Selvije Kurti de l'Institut Kosovar pour la démocratie a déclaré que le gouvernement du Kosovo, respectivement, doit l'opinion publique pour préciser pourquoi elle est spécifiquement rejetée par les donateurs de subventions de performance, car les municipalités ont développé des projets pour bénéficier de ce fonds. Elle explique qu'il y a des municipalités qui s'engagent constamment [...]
Selvije Kurti de l'Institut Kosovar pour la démocratie a déclaré que le gouvernement du Kosovo, respectivement, doit l'opinion publique pour préciser pourquoi elle est spécifiquement rejetée par les donateurs de subventions de performance, car les municipalités ont développé des projets pour bénéficier de ce fonds.

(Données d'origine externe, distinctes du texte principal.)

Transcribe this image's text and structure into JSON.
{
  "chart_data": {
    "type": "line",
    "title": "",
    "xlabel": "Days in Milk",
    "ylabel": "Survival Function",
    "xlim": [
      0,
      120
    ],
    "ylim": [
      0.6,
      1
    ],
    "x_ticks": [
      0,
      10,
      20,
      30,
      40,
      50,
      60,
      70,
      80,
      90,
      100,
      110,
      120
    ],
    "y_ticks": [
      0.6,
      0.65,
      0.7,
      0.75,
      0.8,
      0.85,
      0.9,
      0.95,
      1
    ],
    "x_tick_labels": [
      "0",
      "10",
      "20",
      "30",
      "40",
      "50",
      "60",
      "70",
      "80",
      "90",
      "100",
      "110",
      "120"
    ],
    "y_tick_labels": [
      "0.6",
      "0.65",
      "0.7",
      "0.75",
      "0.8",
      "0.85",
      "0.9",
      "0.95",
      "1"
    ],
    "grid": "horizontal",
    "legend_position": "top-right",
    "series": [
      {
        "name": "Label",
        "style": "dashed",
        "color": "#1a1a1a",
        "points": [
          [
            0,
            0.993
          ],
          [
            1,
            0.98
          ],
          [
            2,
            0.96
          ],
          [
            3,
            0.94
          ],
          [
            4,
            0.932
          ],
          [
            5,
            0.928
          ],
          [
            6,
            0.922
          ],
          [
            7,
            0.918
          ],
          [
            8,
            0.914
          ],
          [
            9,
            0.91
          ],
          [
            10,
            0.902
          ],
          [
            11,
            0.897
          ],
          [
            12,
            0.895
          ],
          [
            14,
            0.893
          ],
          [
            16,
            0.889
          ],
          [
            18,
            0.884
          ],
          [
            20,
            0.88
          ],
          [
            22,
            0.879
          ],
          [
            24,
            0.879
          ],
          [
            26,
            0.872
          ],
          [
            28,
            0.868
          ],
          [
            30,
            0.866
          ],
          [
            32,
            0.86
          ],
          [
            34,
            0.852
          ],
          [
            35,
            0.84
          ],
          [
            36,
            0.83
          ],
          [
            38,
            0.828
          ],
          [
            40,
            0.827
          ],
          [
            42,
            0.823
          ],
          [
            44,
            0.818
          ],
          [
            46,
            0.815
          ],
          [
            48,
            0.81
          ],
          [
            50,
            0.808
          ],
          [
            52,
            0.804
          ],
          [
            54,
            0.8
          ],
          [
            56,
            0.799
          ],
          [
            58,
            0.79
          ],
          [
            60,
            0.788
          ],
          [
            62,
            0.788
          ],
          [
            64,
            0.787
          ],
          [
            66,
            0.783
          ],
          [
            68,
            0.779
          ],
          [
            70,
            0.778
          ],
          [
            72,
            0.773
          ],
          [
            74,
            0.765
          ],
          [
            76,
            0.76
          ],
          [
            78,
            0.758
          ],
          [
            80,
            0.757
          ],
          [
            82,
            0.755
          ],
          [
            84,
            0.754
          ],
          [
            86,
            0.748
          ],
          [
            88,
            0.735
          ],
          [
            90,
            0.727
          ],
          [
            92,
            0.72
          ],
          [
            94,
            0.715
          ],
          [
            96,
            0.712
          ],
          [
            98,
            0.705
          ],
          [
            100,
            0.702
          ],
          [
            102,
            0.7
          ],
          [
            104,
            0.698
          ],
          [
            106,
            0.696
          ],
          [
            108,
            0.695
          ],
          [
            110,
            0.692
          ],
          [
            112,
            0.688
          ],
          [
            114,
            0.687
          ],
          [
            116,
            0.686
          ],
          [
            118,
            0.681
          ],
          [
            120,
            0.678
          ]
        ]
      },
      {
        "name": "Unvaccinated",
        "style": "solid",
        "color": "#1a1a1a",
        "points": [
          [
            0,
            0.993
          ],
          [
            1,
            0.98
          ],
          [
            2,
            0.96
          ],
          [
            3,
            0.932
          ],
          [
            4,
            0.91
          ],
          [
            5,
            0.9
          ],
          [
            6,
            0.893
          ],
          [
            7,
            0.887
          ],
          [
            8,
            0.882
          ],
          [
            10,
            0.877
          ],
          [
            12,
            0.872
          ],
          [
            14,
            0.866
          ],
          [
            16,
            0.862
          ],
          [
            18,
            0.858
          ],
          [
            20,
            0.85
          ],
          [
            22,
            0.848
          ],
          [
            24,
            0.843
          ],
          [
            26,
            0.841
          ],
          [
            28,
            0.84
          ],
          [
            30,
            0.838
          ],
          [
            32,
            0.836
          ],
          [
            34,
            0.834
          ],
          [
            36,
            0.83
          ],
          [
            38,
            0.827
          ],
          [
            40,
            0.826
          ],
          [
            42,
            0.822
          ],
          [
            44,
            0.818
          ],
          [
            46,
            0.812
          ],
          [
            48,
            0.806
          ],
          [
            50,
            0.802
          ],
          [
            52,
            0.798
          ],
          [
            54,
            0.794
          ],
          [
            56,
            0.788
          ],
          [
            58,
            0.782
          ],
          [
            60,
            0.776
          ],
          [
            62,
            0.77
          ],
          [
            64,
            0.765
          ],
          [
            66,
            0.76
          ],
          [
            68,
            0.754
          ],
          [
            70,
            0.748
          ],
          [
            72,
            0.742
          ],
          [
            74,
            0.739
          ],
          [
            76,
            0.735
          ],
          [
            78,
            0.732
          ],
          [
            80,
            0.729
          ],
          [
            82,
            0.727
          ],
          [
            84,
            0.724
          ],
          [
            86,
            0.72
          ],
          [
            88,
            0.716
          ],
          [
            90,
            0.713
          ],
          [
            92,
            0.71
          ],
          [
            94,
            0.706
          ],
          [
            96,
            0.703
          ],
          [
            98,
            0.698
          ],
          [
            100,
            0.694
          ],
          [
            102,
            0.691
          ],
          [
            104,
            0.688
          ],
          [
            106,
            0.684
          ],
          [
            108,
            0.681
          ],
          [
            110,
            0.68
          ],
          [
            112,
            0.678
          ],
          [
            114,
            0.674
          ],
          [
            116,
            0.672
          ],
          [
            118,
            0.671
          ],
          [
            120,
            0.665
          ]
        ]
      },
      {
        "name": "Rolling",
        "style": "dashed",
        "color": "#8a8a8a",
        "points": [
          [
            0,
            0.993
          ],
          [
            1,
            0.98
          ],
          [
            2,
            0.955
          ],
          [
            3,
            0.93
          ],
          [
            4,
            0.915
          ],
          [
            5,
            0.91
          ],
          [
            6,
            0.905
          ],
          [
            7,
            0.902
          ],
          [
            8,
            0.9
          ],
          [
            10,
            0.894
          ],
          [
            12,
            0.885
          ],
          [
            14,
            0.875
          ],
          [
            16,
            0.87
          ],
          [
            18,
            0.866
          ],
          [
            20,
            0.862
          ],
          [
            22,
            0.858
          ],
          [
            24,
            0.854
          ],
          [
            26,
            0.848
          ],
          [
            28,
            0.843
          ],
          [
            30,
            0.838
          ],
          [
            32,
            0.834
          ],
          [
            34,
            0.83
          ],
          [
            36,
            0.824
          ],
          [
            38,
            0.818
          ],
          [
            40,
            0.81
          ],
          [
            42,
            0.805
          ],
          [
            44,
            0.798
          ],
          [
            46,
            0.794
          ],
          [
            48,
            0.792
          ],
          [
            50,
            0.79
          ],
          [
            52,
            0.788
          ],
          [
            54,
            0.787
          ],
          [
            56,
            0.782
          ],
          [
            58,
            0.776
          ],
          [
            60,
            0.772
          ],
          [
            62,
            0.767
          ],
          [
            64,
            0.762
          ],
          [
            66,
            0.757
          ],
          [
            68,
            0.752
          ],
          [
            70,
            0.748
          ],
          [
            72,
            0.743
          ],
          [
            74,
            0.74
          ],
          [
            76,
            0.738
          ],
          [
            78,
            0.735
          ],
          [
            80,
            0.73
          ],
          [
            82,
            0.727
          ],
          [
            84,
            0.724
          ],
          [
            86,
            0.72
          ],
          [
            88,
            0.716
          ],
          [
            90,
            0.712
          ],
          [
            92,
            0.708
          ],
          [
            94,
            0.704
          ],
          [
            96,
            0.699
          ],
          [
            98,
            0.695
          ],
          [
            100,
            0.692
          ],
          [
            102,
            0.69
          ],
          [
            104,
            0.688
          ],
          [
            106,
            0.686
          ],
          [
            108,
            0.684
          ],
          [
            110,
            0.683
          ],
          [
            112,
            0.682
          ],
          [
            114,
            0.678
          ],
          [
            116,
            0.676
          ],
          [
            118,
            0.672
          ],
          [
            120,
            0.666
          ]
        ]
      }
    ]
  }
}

Elle explique qu'il y a des municipalités qui s'engagent constamment à tirer parti de ces types de fonds, mais d'autres qui l'ont négligé.
Toutefois, selon Kurti, le principal problème réside dans le manque de communication entre les municipalités et le gouvernement.
“Au cours de ce mandat, les municipalités et le gouvernement ont manqué de communication et de dialogue, ce qui est dû à la composition politique. Pour la première fois, nous avons une énorme distinction entre un parti dirigeant le gouvernement et ayant très peu de municipalités au niveau local, tandis que la majorité des municipalités sont dirigées jusqu'à présent par des partis d'opposition. Cette distinction a été largement reflétée dans la coopération entre le gouvernement et les municipalités qui, en fait, n'aurait pas à se produire parce que tout le monde est tenu de servir les citoyens. Il n'y a eu aucune volonté ou volonté de la part du gouvernement de régler les problèmes municipaux. Par exemple, nous traitons du contrat collectif depuis trois ans, et nous n'avons pas la volonté du gouvernement de régler la question”, a déclaré M. Kurti.